L'Espagne a célébré son deuxième titre de champion du monde ce lundi 21 juillet à Madrid. Environ un million de personnes ont envahi les rues de la capitale pour acclamer les joueurs, reçus en héros au palais de la Zarzuela puis à la Moncloa avant une parade géante jusqu'à la place de Cibeles.
L'essentiel
Ce qu'il faut retenir
- L'Espagne a battu l'Argentine 1-0 en finale de la Coupe du monde 2026 le 19 juillet à East Rutherford, but de Ferran Torres en prolongation.
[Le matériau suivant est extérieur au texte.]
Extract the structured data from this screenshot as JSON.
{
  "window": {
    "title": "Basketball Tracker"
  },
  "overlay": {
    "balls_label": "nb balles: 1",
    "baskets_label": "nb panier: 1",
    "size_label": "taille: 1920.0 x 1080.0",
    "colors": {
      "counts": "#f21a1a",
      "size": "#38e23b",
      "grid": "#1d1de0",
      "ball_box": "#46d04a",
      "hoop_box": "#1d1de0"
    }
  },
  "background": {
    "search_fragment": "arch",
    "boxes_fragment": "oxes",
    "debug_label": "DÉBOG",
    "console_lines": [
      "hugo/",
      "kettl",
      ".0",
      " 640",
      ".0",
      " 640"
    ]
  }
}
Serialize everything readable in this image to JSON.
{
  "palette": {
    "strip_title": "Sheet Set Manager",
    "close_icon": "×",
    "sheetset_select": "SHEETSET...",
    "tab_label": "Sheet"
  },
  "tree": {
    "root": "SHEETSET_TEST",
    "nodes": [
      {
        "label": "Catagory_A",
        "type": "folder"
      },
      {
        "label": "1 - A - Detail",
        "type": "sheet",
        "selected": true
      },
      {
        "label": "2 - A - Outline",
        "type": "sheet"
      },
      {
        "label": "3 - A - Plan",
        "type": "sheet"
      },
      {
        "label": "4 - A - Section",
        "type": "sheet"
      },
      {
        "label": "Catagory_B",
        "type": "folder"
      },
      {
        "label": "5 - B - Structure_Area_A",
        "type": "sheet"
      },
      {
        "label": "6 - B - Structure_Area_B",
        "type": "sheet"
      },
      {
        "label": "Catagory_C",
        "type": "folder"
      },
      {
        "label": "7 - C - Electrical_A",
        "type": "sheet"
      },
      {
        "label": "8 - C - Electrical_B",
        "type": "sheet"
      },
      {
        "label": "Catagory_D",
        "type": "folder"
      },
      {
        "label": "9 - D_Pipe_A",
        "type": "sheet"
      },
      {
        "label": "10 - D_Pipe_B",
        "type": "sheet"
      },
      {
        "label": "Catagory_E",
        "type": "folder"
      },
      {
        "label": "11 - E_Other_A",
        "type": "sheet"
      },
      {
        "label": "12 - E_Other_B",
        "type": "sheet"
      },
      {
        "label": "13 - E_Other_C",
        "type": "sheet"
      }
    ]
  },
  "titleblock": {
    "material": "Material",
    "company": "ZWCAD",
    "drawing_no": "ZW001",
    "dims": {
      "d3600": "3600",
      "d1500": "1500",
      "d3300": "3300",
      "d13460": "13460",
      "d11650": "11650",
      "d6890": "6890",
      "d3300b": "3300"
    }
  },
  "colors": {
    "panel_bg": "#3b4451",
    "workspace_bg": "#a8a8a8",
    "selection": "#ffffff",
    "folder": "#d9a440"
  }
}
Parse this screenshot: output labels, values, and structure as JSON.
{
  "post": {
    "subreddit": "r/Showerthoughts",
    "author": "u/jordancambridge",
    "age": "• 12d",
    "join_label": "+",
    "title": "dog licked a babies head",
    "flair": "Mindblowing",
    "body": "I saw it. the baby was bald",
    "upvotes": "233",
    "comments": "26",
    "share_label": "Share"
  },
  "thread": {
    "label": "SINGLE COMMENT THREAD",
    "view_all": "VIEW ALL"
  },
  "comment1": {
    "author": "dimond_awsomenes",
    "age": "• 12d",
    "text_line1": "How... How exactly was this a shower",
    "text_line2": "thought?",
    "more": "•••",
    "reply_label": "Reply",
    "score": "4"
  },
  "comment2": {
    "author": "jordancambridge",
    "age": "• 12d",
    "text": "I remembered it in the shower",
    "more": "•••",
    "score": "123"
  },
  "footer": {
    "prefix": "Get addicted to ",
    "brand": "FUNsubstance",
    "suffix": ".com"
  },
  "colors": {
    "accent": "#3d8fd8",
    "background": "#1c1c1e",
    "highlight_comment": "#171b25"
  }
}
- Environ un million de supporters ont célébré le titre à Madrid ce 21 juillet lors d'une parade jusqu'à la place de Cibeles.
- L'Espagne devient la première nation à détenir simultanément les titres mondiaux masculin et féminin.
- Le roi Felipe VI et le Premier ministre Pedro Sánchez ont reçu l'équipe au palais de la Zarzuela et à la Moncloa.
- Lamine Yamal, 19 ans, s'est imposé comme la révélation du tournoi, Rodri a reçu le Ballon d'Or de la compétition.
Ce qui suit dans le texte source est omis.